Rogue Server - An attacker builds a malicious OPC-UA server or installs an unauthorized instance of a genuine OPC-UA server.
Compromising User Credentials - An attacker obtains user credentials such as usernames, passwords, certificates, or keys. An unauthorized user could launch and access the system to obtain all information and make control and data changes that harm plant operation or information. Once compromised credentials are used, subsequent activities may all appear legitimate.
Meeting the Charge
After the lay of the land is known, and the measure of the opponent taken, the next step is to tighten the straps and check for chinks in the armor. OPC-UA is well designed to reconcile the security objectives against the threats ranged against it.
OPC-UA minimizes the loss of availability caused by Message Flooding by minimizing the amount of processing that must be done with a message before the message is authenticated. This prevents an attacker from leveraging a small amount of effort to cause the legitimate OPC-UA Application to spend a large amount of time responding. OPC-UA provides well-defined encryption and decryption to protect against Eavesdropping and other passive attacks. Message Spoofing and Message Alteration are countered by the ability to sign messages and by providing valid session identification. The session identification along with individual message timestamps and sequence numbers also ensure Message Replay does not occur without detection. OPC UA specifies the proper form and parameter range that OPC-UA clients and server products must check for in order to protect against Malformed Messages.
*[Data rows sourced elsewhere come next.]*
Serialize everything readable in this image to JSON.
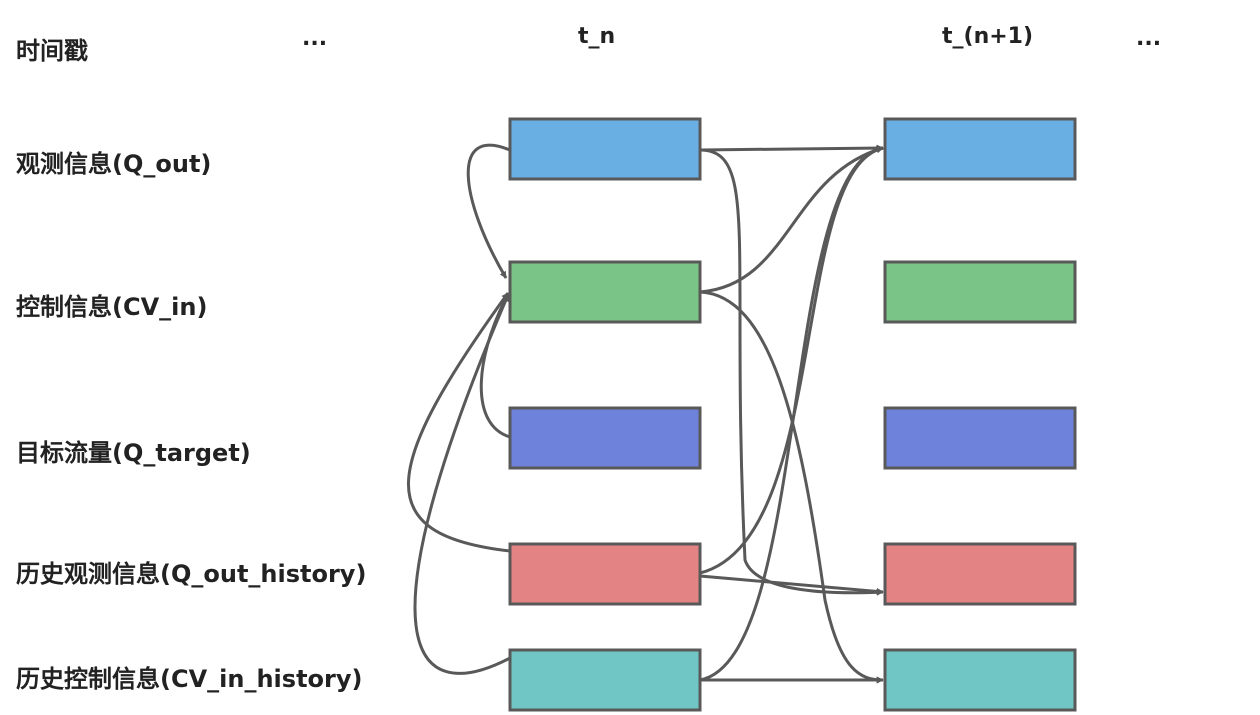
{
  "row_header": "时间戳",
  "column_headers": [
    "...",
    "t_n",
    "t_(n+1)",
    "..."
  ],
  "rows": [
    {
      "label": "观测信息(Q_out)",
      "color": "#6aafe3"
    },
    {
      "label": "控制信息(CV_in)",
      "color": "#79c486"
    },
    {
      "label": "目标流量(Q_target)",
      "color": "#6f82db"
    },
    {
      "label": "历史观测信息(Q_out_history)",
      "color": "#e48383"
    },
    {
      "label": "历史控制信息(CV_in_history)",
      "color": "#6fc6c4"
    }
  ],
  "edge_color": "#595959",
  "box_border_color": "#595959",
  "connections": [
    {
      "from": "t_n.观测信息(Q_out)",
      "to": "t_n.控制信息(CV_in)"
    },
    {
      "from": "t_n.目标流量(Q_target)",
      "to": "t_n.控制信息(CV_in)"
    },
    {
      "from": "t_n.历史观测信息(Q_out_history)",
      "to": "t_n.控制信息(CV_in)"
    },
    {
      "from": "t_n.历史控制信息(CV_in_history)",
      "to": "t_n.控制信息(CV_in)"
    },
    {
      "from": "t_n.观测信息(Q_out)",
      "to": "t_(n+1).观测信息(Q_out)"
    },
    {
      "from": "t_n.控制信息(CV_in)",
      "to": "t_(n+1).观测信息(Q_out)"
    },
    {
      "from": "t_n.历史观测信息(Q_out_history)",
      "to": "t_(n+1).观测信息(Q_out)"
    },
    {
      "from": "t_n.历史控制信息(CV_in_history)",
      "to": "t_(n+1).观测信息(Q_out)"
    },
    {
      "from": "t_n.观测信息(Q_out)",
      "to": "t_(n+1).历史观测信息(Q_out_history)"
    },
    {
      "from": "t_n.历史观测信息(Q_out_history)",
      "to": "t_(n+1).历史观测信息(Q_out_history)"
    },
    {
      "from": "t_n.控制信息(CV_in)",
      "to": "t_(n+1).历史控制信息(CV_in_history)"
    },
    {
      "from": "t_n.历史控制信息(CV_in_history)",
      "to": "t_(n+1).历史控制信息(CV_in_history)"
    }
  ]
}
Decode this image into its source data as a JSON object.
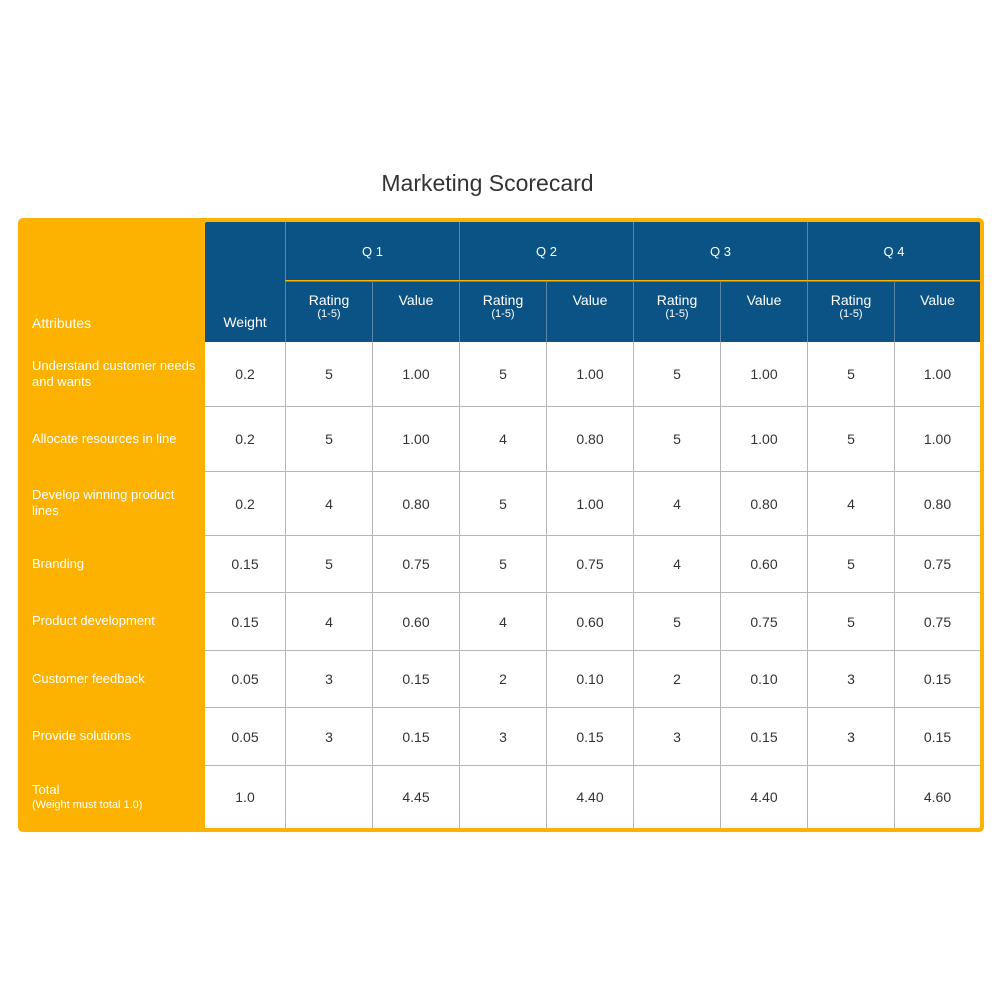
{
  "title": "Marketing Scorecard",
  "header": {
    "attributes": "Attributes",
    "weight": "Weight",
    "quarters": [
      "Q 1",
      "Q 2",
      "Q 3",
      "Q 4"
    ],
    "rating": "Rating",
    "rating_scale": "(1-5)",
    "value": "Value"
  },
  "rows": [
    {
      "attribute": "Understand customer needs and wants",
      "weight": "0.2",
      "cells": [
        "5",
        "1.00",
        "5",
        "1.00",
        "5",
        "1.00",
        "5",
        "1.00"
      ]
    },
    {
      "attribute": "Allocate resources in line",
      "weight": "0.2",
      "cells": [
        "5",
        "1.00",
        "4",
        "0.80",
        "5",
        "1.00",
        "5",
        "1.00"
      ]
    },
    {
      "attribute": "Develop winning product lines",
      "weight": "0.2",
      "cells": [
        "4",
        "0.80",
        "5",
        "1.00",
        "4",
        "0.80",
        "4",
        "0.80"
      ]
    },
    {
      "attribute": "Branding",
      "weight": "0.15",
      "cells": [
        "5",
        "0.75",
        "5",
        "0.75",
        "4",
        "0.60",
        "5",
        "0.75"
      ]
    },
    {
      "attribute": "Product development",
      "weight": "0.15",
      "cells": [
        "4",
        "0.60",
        "4",
        "0.60",
        "5",
        "0.75",
        "5",
        "0.75"
      ]
    },
    {
      "attribute": "Customer feedback",
      "weight": "0.05",
      "cells": [
        "3",
        "0.15",
        "2",
        "0.10",
        "2",
        "0.10",
        "3",
        "0.15"
      ]
    },
    {
      "attribute": "Provide solutions",
      "weight": "0.05",
      "cells": [
        "3",
        "0.15",
        "3",
        "0.15",
        "3",
        "0.15",
        "3",
        "0.15"
      ]
    }
  ],
  "total": {
    "label": "Total",
    "note": "(Weight must total 1.0)",
    "weight": "1.0",
    "cells": [
      "",
      "4.45",
      "",
      "4.40",
      "",
      "4.40",
      "",
      "4.60"
    ]
  },
  "colors": {
    "accent": "#FDB201",
    "header": "#0C5385",
    "grid": "#b5b5b5"
  }
}
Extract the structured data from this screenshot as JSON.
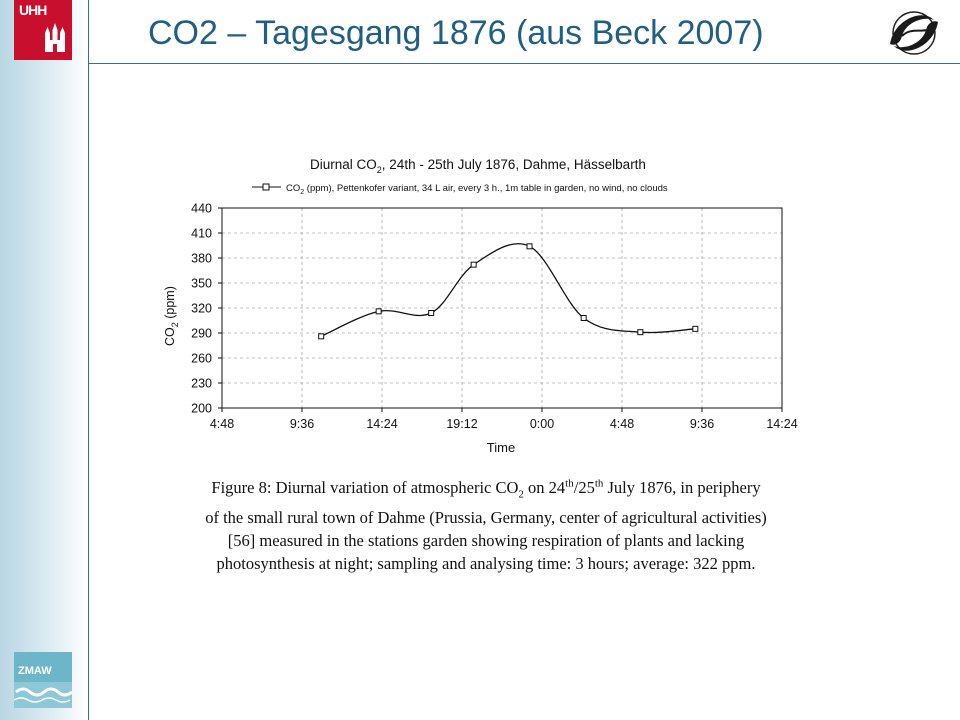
{
  "slide": {
    "title": "CO2 – Tagesgang 1876 (aus Beck 2007)"
  },
  "logos": {
    "uhh_text": "UHH",
    "zmaw_text": "ZMAW"
  },
  "colors": {
    "title_blue": "#1f5f86",
    "uhh_red": "#c8102e",
    "sidebar_blue": "#b9d6e4",
    "rule_blue": "#3a6f8a",
    "zmaw_teal": "#6db6c9"
  },
  "chart_data": {
    "type": "line",
    "title_main": "Diurnal CO",
    "title_sub": "2",
    "title_rest": ", 24th - 25th July 1876, Dahme, Hässelbarth",
    "legend_main": "CO",
    "legend_sub": "2",
    "legend_rest": " (ppm), Pettenkofer variant, 34 L air, every 3 h., 1m table in garden, no wind, no clouds",
    "legend_position": "top",
    "ylabel_main": "CO",
    "ylabel_sub": "2",
    "ylabel_rest": " (ppm)",
    "xlabel": "Time",
    "ylim": [
      200,
      440
    ],
    "yticks": [
      "200",
      "230",
      "260",
      "290",
      "320",
      "350",
      "380",
      "410",
      "440"
    ],
    "xticks": [
      "4:48",
      "9:36",
      "14:24",
      "19:12",
      "0:00",
      "4:48",
      "9:36",
      "14:24"
    ],
    "x_range_hours": [
      0,
      33.6
    ],
    "grid": "dashed",
    "marker": "open-square",
    "series": [
      {
        "name": "CO2 (ppm), Pettenkofer variant, 34 L air, every 3 h., 1m table in garden, no wind, no clouds",
        "x_hours": [
          5.95,
          9.4,
          12.55,
          15.1,
          18.45,
          21.7,
          25.1,
          28.4
        ],
        "values": [
          286,
          316,
          314,
          372,
          394,
          308,
          291,
          295
        ]
      }
    ]
  },
  "caption": {
    "l1_a": "Figure 8: Diurnal variation of atmospheric CO",
    "l1_sub": "2",
    "l1_b": " on 24",
    "l1_sup1": "th",
    "l1_c": "/25",
    "l1_sup2": "th",
    "l1_d": " July 1876, in periphery",
    "l2": "of the small rural town of Dahme (Prussia, Germany, center of agricultural activities)",
    "l3": "[56] measured in the stations garden showing respiration of plants and lacking",
    "l4": "photosynthesis at night; sampling and analysing time: 3 hours; average: 322 ppm."
  }
}
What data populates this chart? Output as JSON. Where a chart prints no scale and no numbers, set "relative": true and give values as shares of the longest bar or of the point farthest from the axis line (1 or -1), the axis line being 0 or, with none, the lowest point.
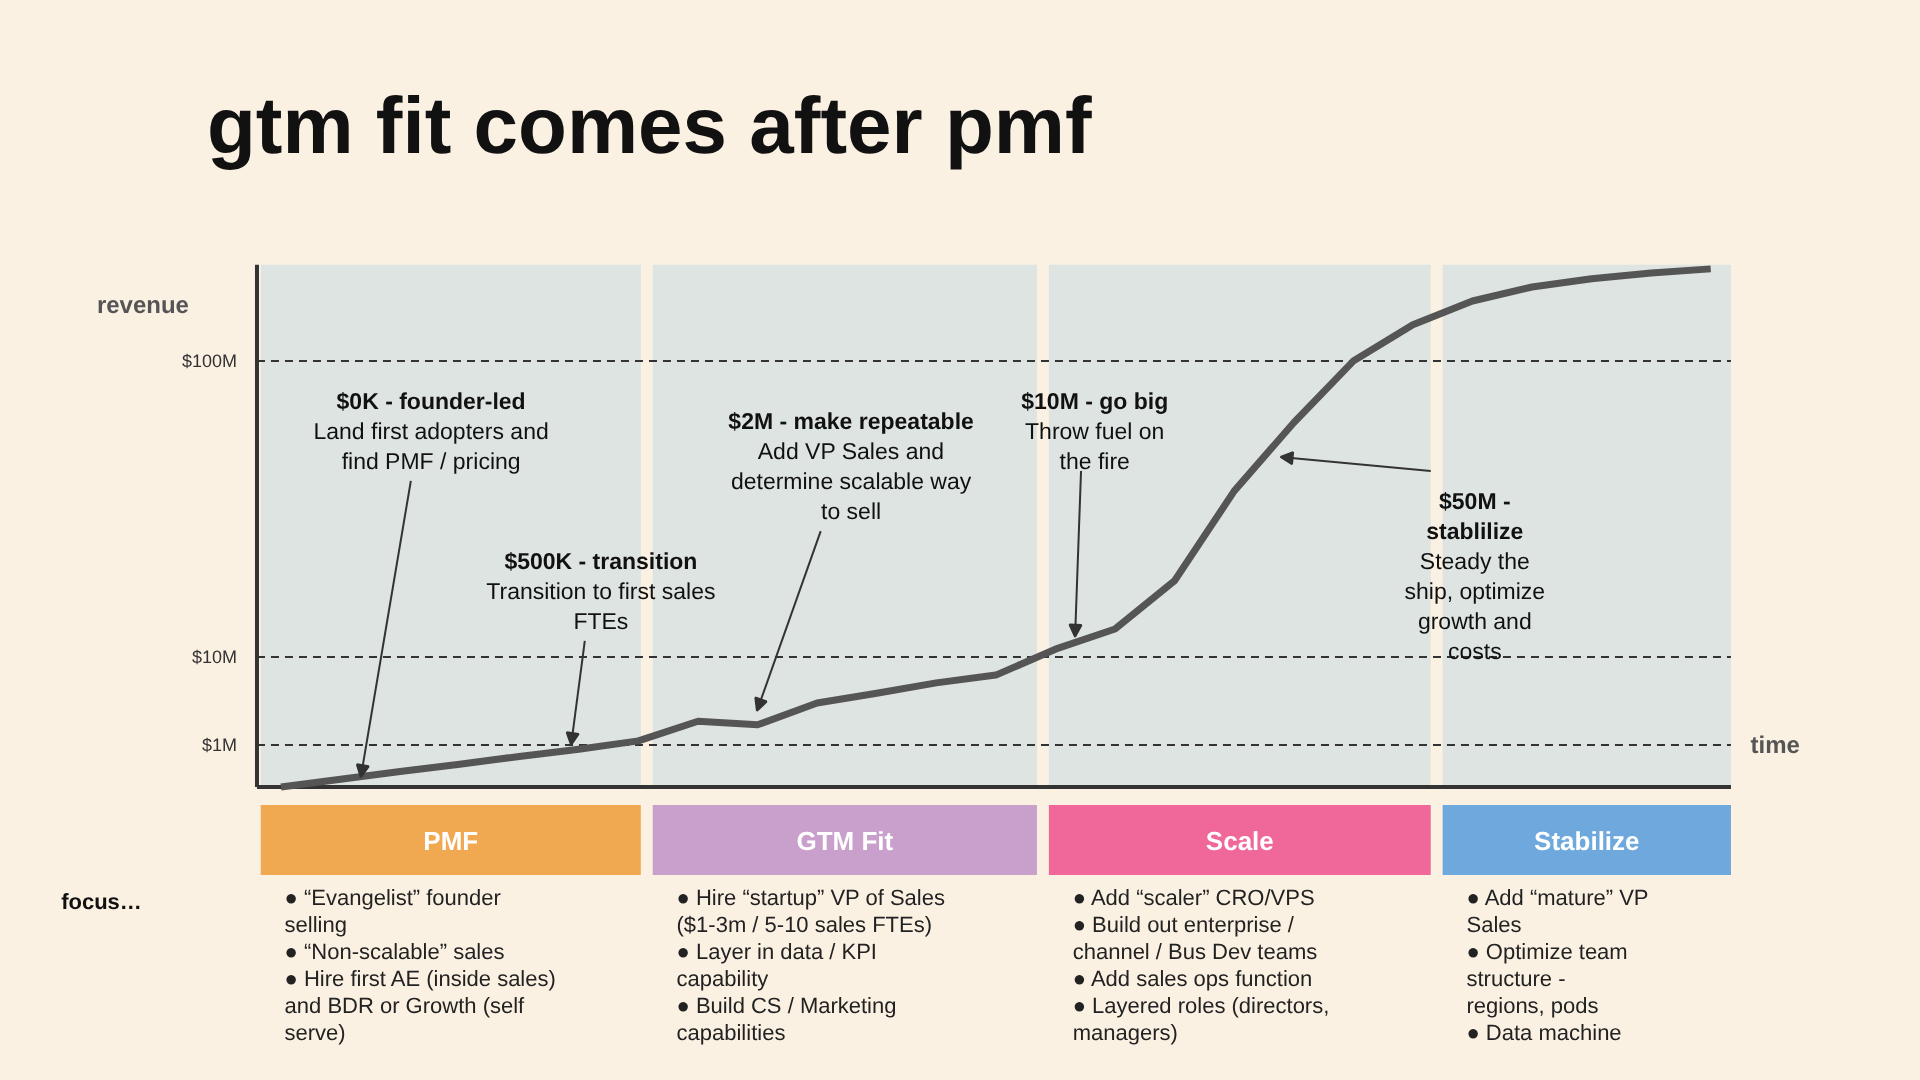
{
  "chart_data": {
    "type": "line",
    "title": "gtm fit comes after pmf",
    "xlabel": "time",
    "ylabel": "revenue",
    "relative": true,
    "categories": [
      null,
      null,
      null,
      null,
      null,
      null,
      null,
      null,
      null,
      null,
      null,
      null,
      null,
      null,
      null,
      null,
      null,
      null,
      null,
      null,
      null,
      null,
      null,
      null,
      null
    ],
    "series": [
      {
        "color": "#555555",
        "values": [
          0,
          0.015,
          0.03,
          0.044,
          0.059,
          0.073,
          0.089,
          0.127,
          0.12,
          0.162,
          0.181,
          0.201,
          0.216,
          0.266,
          0.305,
          0.398,
          0.571,
          0.703,
          0.822,
          0.892,
          0.938,
          0.965,
          0.981,
          0.992,
          1.0
        ]
      }
    ],
    "marker": "none",
    "line_style": "solid",
    "ref_lines": [
      {
        "axis": "y",
        "value": 0.081,
        "label": "$1M",
        "line_style": "dashed"
      },
      {
        "axis": "y",
        "value": 0.251,
        "label": "$10M",
        "line_style": "dashed"
      },
      {
        "axis": "y",
        "value": 0.822,
        "label": "$100M",
        "line_style": "dashed"
      }
    ],
    "annotations": [
      "$0K - founder-led\nLand first adopters and\nfind PMF / pricing",
      "$500K - transition\nTransition to first sales\nFTEs",
      "$2M - make repeatable\nAdd VP Sales and\ndetermine scalable way\nto sell",
      "$10M - go big\nThrow fuel on\nthe fire",
      "$50M -\nstablilize\nSteady the\nship, optimize\ngrowth and\ncosts",
      "PMF",
      "GTM Fit",
      "Scale",
      "Stabilize",
      "focus…",
      "●  “Evangelist” founder\n    selling\n●  “Non-scalable” sales\n●  Hire first AE (inside sales)\n    and BDR or Growth (self\n    serve)",
      "●  Hire “startup” VP of Sales\n    ($1-3m / 5-10 sales FTEs)\n●  Layer in data / KPI\n    capability\n●  Build CS / Marketing\n    capabilities",
      "●  Add “scaler” CRO/VPS\n●  Build out enterprise /\n    channel / Bus Dev teams\n●  Add sales ops function\n●  Layered roles (directors,\n    managers)",
      "●  Add “mature” VP\n    Sales\n●  Optimize team\n    structure -\n    regions, pods\n●  Data machine"
    ]
  }
}
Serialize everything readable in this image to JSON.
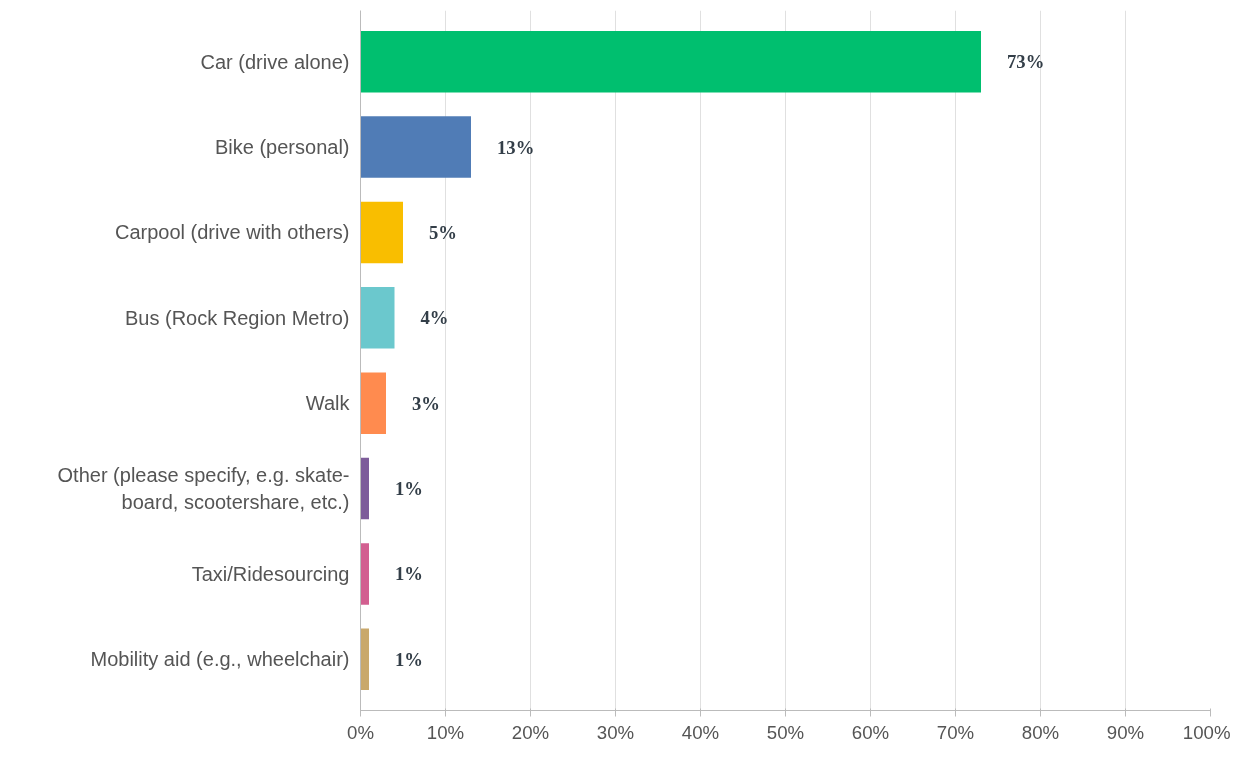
{
  "chart_data": {
    "type": "bar",
    "orientation": "horizontal",
    "categories": [
      "Car (drive alone)",
      "Bike (personal)",
      "Carpool (drive with others)",
      "Bus (Rock Region Metro)",
      "Walk",
      "Other (please specify, e.g. skate-board, scootershare, etc.)",
      "Taxi/Ridesourcing",
      "Mobility aid (e.g., wheelchair)"
    ],
    "values": [
      73,
      13,
      5,
      4,
      3,
      1,
      1,
      1
    ],
    "colors": [
      "#00bf6f",
      "#507cb6",
      "#f9be00",
      "#6bc8cd",
      "#ff8b4f",
      "#7d5c9a",
      "#d25f90",
      "#c9a86b"
    ],
    "value_labels": [
      "73%",
      "13%",
      "5%",
      "4%",
      "3%",
      "1%",
      "1%",
      "1%"
    ],
    "xlim": [
      0,
      100
    ],
    "xticks": [
      {
        "value": 0,
        "label": "0%"
      },
      {
        "value": 10,
        "label": "10%"
      },
      {
        "value": 20,
        "label": "20%"
      },
      {
        "value": 30,
        "label": "30%"
      },
      {
        "value": 40,
        "label": "40%"
      },
      {
        "value": 50,
        "label": "50%"
      },
      {
        "value": 60,
        "label": "60%"
      },
      {
        "value": 70,
        "label": "70%"
      },
      {
        "value": 80,
        "label": "80%"
      },
      {
        "value": 90,
        "label": "90%"
      },
      {
        "value": 100,
        "label": "100%"
      }
    ],
    "grid": "x"
  }
}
Security issues such as Server Profiling, Session Hijacking, Rogue Servers and Compromised User Credentials are countered by limiting and encrypting the information provided between clients and servers.
Solid Armor is Just Part of the Protection
A knight riding into battle can only rely on armor for so much. The right helmet, shield and weapons are also required. More importantly, no one wins the fight alone. Even the knight in shining armor looks to his cavalry and archers for support. OPC-UA provides well-rounded security measures that are designed to integrate into a sites overall Cyber Security Management system. Such systems address policy and procedures, personnel, responsibilities, audits, and physical security of a site. Resulting security controls implement a defense-in-depth strategy that provides multiple security layers and recognizes that no single layer can protect against all attacks.
The OPC-UA specifications place key security requirements upon conformant client and server products. They also provide best-practice deployment recommendations in order to meet the anticipated security needs of users. Clearly, OPC-UA is well equipped to secure system interoperability within its realm.